Thanks but I'm limited to openmediavault on my Rpi locally. I wanted to try something a little more powerful like truenas to get more experience different linux-based systems. But given that I currently don't have any major plans for the remote server other than storing backups I may just put a distro that I can install borg on like others have suggested.

[–] NarrativeBear@lemmy.world 1 points 2 hours ago

No worries, also just to let you know. I have a TrueNAS and a unraid server.

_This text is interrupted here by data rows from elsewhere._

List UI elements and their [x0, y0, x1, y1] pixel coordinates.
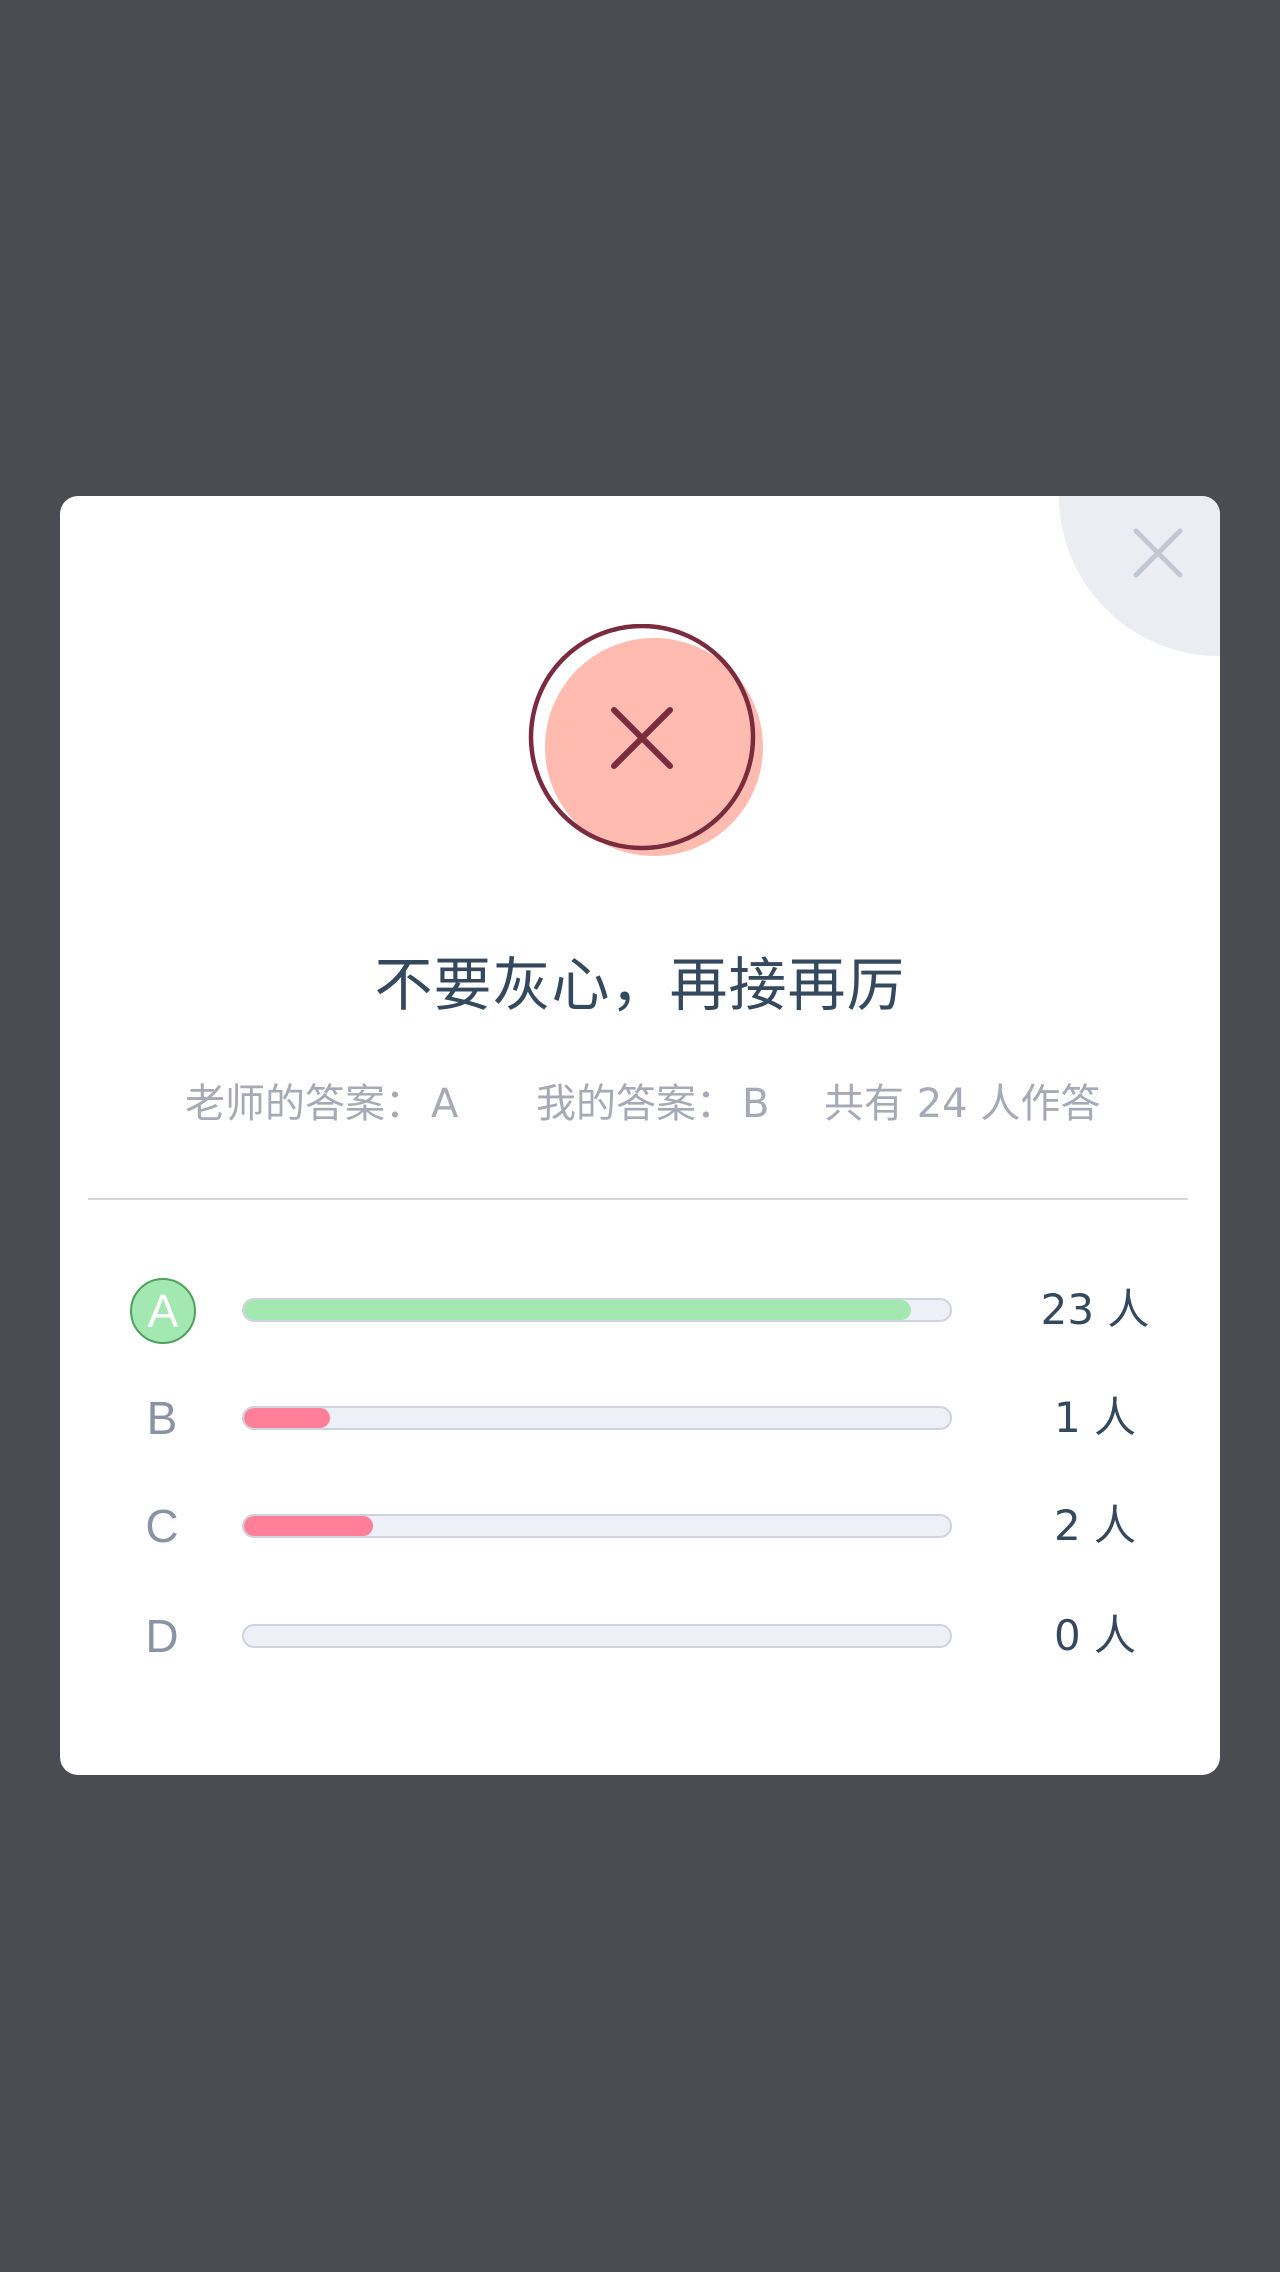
progress-track — [242, 1624, 952, 1648]
progress-fill — [244, 1408, 331, 1428]
option-row-d: D 0 人 — [60, 1596, 1220, 1676]
option-row-a: A 23 人 — [60, 1270, 1220, 1350]
divider — [88, 1198, 1188, 1200]
option-letter: B — [146, 1392, 178, 1444]
wrong-x-icon — [528, 624, 763, 856]
result-title: 不要灰心，再接再厉 — [374, 951, 906, 1019]
progress-track — [242, 1514, 952, 1538]
teacher-answer-value: A — [431, 1081, 459, 1127]
teacher-answer-label: 老师的答案 — [185, 1081, 385, 1127]
option-letter: C — [145, 1500, 179, 1552]
my-answer: 我的答案： B — [536, 1081, 770, 1127]
close-icon[interactable] — [1133, 528, 1183, 578]
my-answer-label: 我的答案 — [536, 1081, 696, 1127]
progress-track — [242, 1298, 952, 1322]
option-row-b: B 1 人 — [60, 1378, 1220, 1458]
total-respondents: 共有 24 人作答 — [824, 1076, 1100, 1132]
option-row-c: C 2 人 — [60, 1486, 1220, 1566]
my-answer-value: B — [742, 1081, 770, 1127]
total-suffix: 人作答 — [980, 1081, 1101, 1127]
total-count: 24 — [916, 1081, 968, 1127]
progress-fill — [244, 1516, 374, 1536]
progress-track — [242, 1406, 952, 1430]
option-count: 2 人 — [1053, 1501, 1137, 1550]
option-count: 23 人 — [1040, 1285, 1150, 1334]
total-prefix: 共有 — [824, 1081, 904, 1127]
option-count: 0 人 — [1053, 1611, 1137, 1660]
option-count: 1 人 — [1053, 1393, 1137, 1442]
result-dialog: 不要灰心，再接再厉 老师的答案： A 我的答案： B 共有 24 人作答 A 23 … — [60, 496, 1220, 1775]
option-letter: A — [130, 1278, 196, 1344]
progress-fill — [244, 1300, 912, 1320]
option-letter: D — [145, 1610, 179, 1662]
teacher-answer: 老师的答案： A — [185, 1081, 459, 1127]
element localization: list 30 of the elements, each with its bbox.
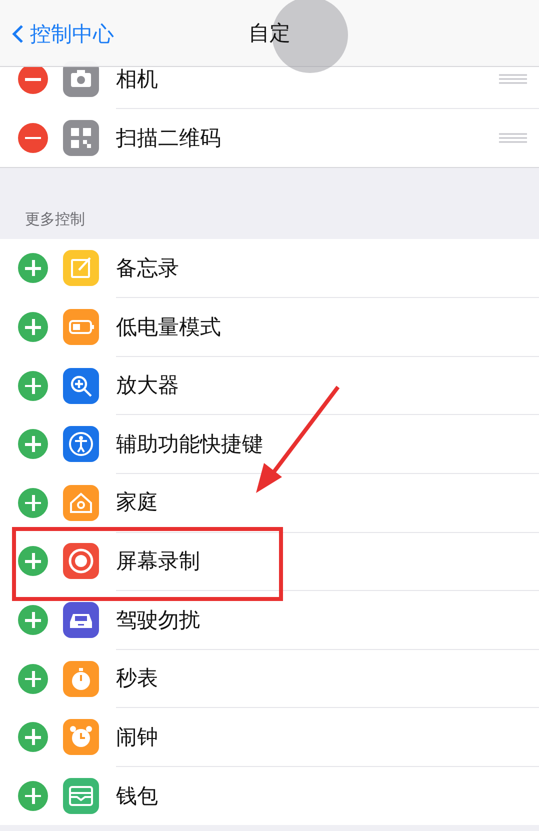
add-button[interactable] <box>18 488 48 518</box>
control-label: 辅助功能快捷键 <box>116 430 263 458</box>
control-label: 家庭 <box>116 489 158 516</box>
back-icon <box>12 24 24 44</box>
control-label: 放大器 <box>116 372 179 400</box>
add-button[interactable] <box>18 370 48 401</box>
control-label: 钱包 <box>116 782 158 810</box>
reorder-handle-icon[interactable] <box>499 132 527 144</box>
control-label: 驾驶勿扰 <box>116 606 200 634</box>
add-button[interactable] <box>18 722 48 752</box>
reorder-handle-icon[interactable] <box>499 72 527 85</box>
control-label: 备忘录 <box>116 254 179 282</box>
control-label: 相机 <box>116 66 158 93</box>
control-label: 屏幕录制 <box>116 548 200 575</box>
add-button[interactable] <box>18 664 48 694</box>
control-label: 秒表 <box>116 665 158 692</box>
control-label: 低电量模式 <box>116 314 221 341</box>
add-button[interactable] <box>18 780 48 811</box>
add-button[interactable] <box>18 312 48 342</box>
add-button[interactable] <box>18 429 48 460</box>
control-label: 闹钟 <box>116 724 158 751</box>
control-label: 扫描二维码 <box>116 124 221 152</box>
page-title: 自定 <box>248 20 290 47</box>
add-button[interactable] <box>18 605 48 636</box>
section-header: 更多控制 <box>25 210 85 230</box>
remove-button[interactable] <box>18 122 48 153</box>
back-button[interactable]: 控制中心 <box>12 20 114 48</box>
remove-button[interactable] <box>18 64 48 94</box>
add-button[interactable] <box>18 546 48 576</box>
add-button[interactable] <box>18 253 48 284</box>
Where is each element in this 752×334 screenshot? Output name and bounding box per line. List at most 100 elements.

The TrueNAS server has a Unraid samba share mounted. Within TrueNAS you setup a pull task where it copies files from your remote system to keep the directory in sync. Any changes on my unraid samba share are backed up to my TrueNAS share on a predetermined schedule.

You might want to look into the pull task on your TrueNAS which will be a lot easier then trying to push files from your OpenMediavault.

[–] dataprolet@lemmy.dbzer0.com 1 points 1 day ago (1 children)

Maybe you can create an NFS share on your remote system and mount it on your local system, then create a Borg repo there as usual.

[–] biomechLulu@lemmy.ml 1 points 1 day ago (1 children)

Thanks, I'll have to look into that. I've only really worked with SMB shares before.